To be sure there is considerable resistance, both on the part of economic and political deciders, and within the pricing system to pass-through of upstream and absolute price rises for ags and softs. In other words this means there is a ‘pent up’ or ‘dam breaker’ aspect of coming food and fiber price prises at the consumer level, both in OECD and in other countries. When this occurs, it will likely be rapid, and by stepwise upward change. Previous cycle phase-coupling lessons from the early 1980s serve to show that, by country, price movement for ags and softs against energies and metals is never simultaneous but through variable time-lagged phases.

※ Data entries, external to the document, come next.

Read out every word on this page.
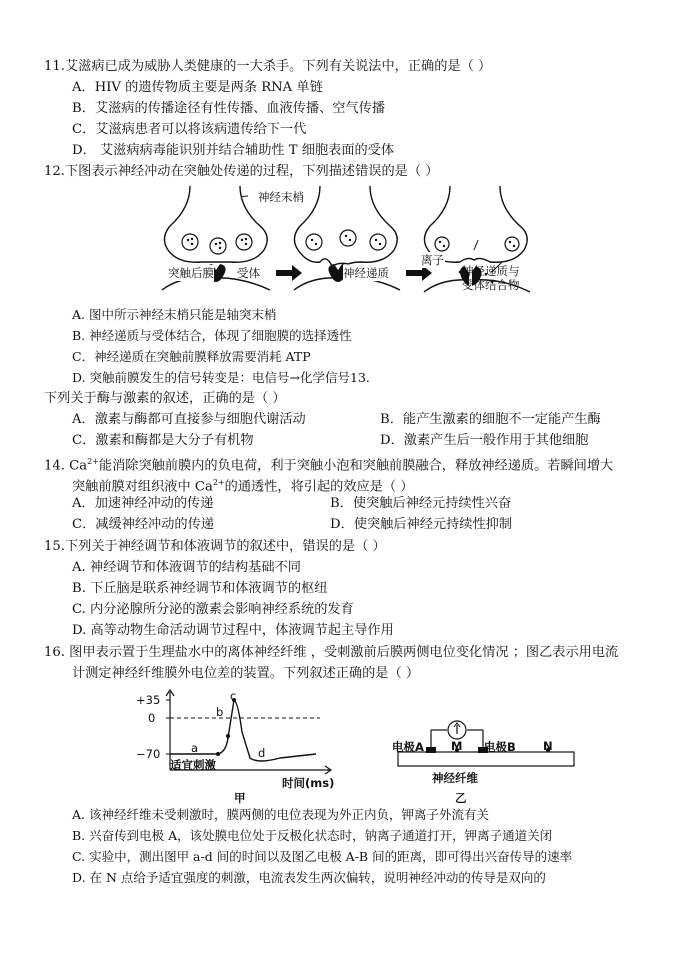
11.艾滋病已成为威胁人类健康的一大杀手。下列有关说法中，正确的是（ ）
A．HIV 的遗传物质主要是两条 RNA 单链
B．艾滋病的传播途径有性传播、血液传播、空气传播
C．艾滋病患者可以将该病遗传给下一代
D． 艾滋病病毒能识别并结合辅助性 T 细胞表面的受体
12.下图表示神经冲动在突触处传递的过程，下列描述错误的是（ ）
神经末梢
突触后膜 受体	神经递质
离子
神经递质与
受体结合物
A. 图中所示神经末梢只能是轴突末梢
B. 神经递质与受体结合，体现了细胞膜的选择透性
C．神经递质在突触前膜释放需要消耗 ATP
D. 突触前膜发生的信号转变是：电信号→化学信号13.
下列关于酶与激素的叙述，正确的是（ ）
A．激素与酶都可直接参与细胞代谢活动	B．能产生激素的细胞不一定能产生酶
C．激素和酶都是大分子有机物	D．激素产生后一般作用于其他细胞
14. $Ca^{2+}$能消除突触前膜内的负电荷，利于突触小泡和突触前膜融合，释放神经递质。若瞬间增大
突触前膜对组织液中 $Ca^{2+}$的通透性，将引起的效应是（ ）
A．加速神经冲动的传递	B．使突触后神经元持续性兴奋
C．减缓神经冲动的传递	D．使突触后神经元持续性抑制
15.下列关于神经调节和体液调节的叙述中，错误的是（ ）
A. 神经调节和体液调节的结构基础不同
B. 下丘脑是联系神经调节和体液调节的枢纽
C. 内分泌腺所分泌的激素会影响神经系统的发育
D. 高等动物生命活动调节过程中，体液调节起主导作用
16. 图甲表示置于生理盐水中的离体神经纤维 ，受刺激前后膜两侧电位变化情况 ；图乙表示用电流
计测定神经纤维膜外电位差的装置。下列叙述正确的是（ ）
+35
0
−70	a
b
c
d
适宜刺激
时间(ms)
甲
电极A M 电极B N
神经纤维
乙
A. 该神经纤维未受刺激时，膜两侧的电位表现为外正内负，钾离子外流有关
B. 兴奋传到电极 A，该处膜电位处于反极化状态时，钠离子通道打开，钾离子通道关闭
C. 实验中，测出图甲 a-d 间的时间以及图乙电极 A-B 间的距离，即可得出兴奋传导的速率
D. 在 N 点给予适宜强度的刺激，电流表发生两次偏转，说明神经冲动的传导是双向的
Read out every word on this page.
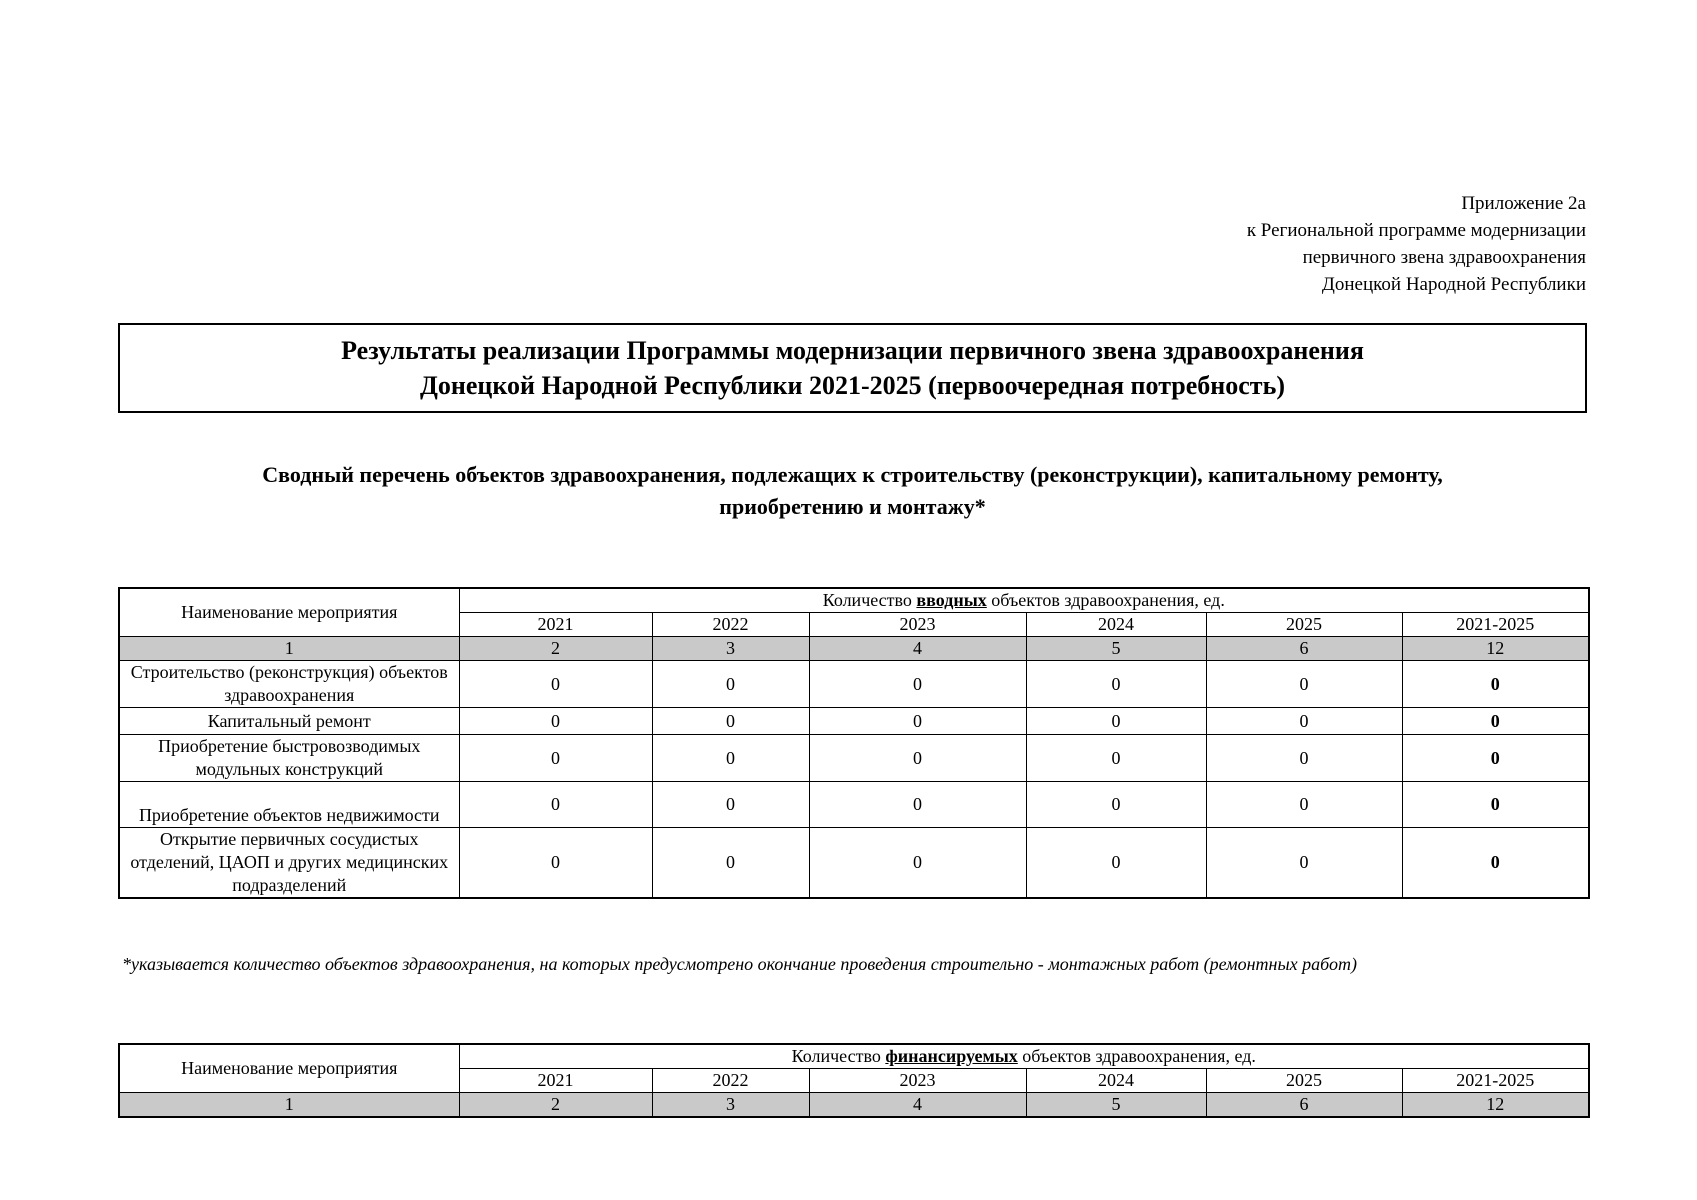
Приложение 2а
к Региональной программе модернизации
первичного звена здравоохранения
Донецкой Народной Республики
Результаты реализации Программы модернизации первичного звена здравоохранения
Донецкой Народной Республики 2021-2025 (первоочередная потребность)
Сводный перечень объектов здравоохранения, подлежащих к строительству (реконструкции), капитальному ремонту,
приобретению и монтажу*
Наименование мероприятия	Количество вводных объектов здравоохранения, ед.					
	2021	2022	2023	2024	2025	2021-2025
1	2	3	4	5	6	12
Строительство (реконструкция) объектов здравоохранения	0	0	0	0	0	0
Капитальный ремонт	0	0	0	0	0	0
Приобретение быстровозводимых модульных конструкций	0	0	0	0	0	0
Приобретение объектов недвижимости	0	0	0	0	0	0
Открытие первичных сосудистых отделений, ЦАОП и других медицинских подразделений	0	0	0	0	0	0
*указывается количество объектов здравоохранения, на которых предусмотрено окончание проведения строительно - монтажных работ (ремонтных работ)
Наименование мероприятия	Количество финансируемых объектов здравоохранения, ед.					
	2021	2022	2023	2024	2025	2021-2025
1	2	3	4	5	6	12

In turn and by conclusion, we have the makings of a classic economic recession in OECD USA, Europe and Japan, the daily concern of troubled base metals traders today. One definition, and driver of this recessionary phase is a period in which food prices rise relative to all other prices, squeezing so-called discretionary spending on manufactured products and services. The opposite corollary is also set as the succeeding phase: inflationary expansion.

So-called discretionary manufactured products and services spending, in the developed economies, typically accounts for 80% to 90% of total spending and is very vulnerable to increased basic food-and-fuel costs of average consumers. During the recession “V” we can anticipate that ags and softs show significant price gains, at least matching recent oil and petroleum product price gains, in turn shifting the Commodty Super Cycle into higher gear. Due to Peak Oil and Peak Gas the other designated victim of the recession “V”, energies, will very likely show ‘surprising robustness’ despite the traditional concerns of Cheikh Yamani and today’s oil minister of Saudi Arabia.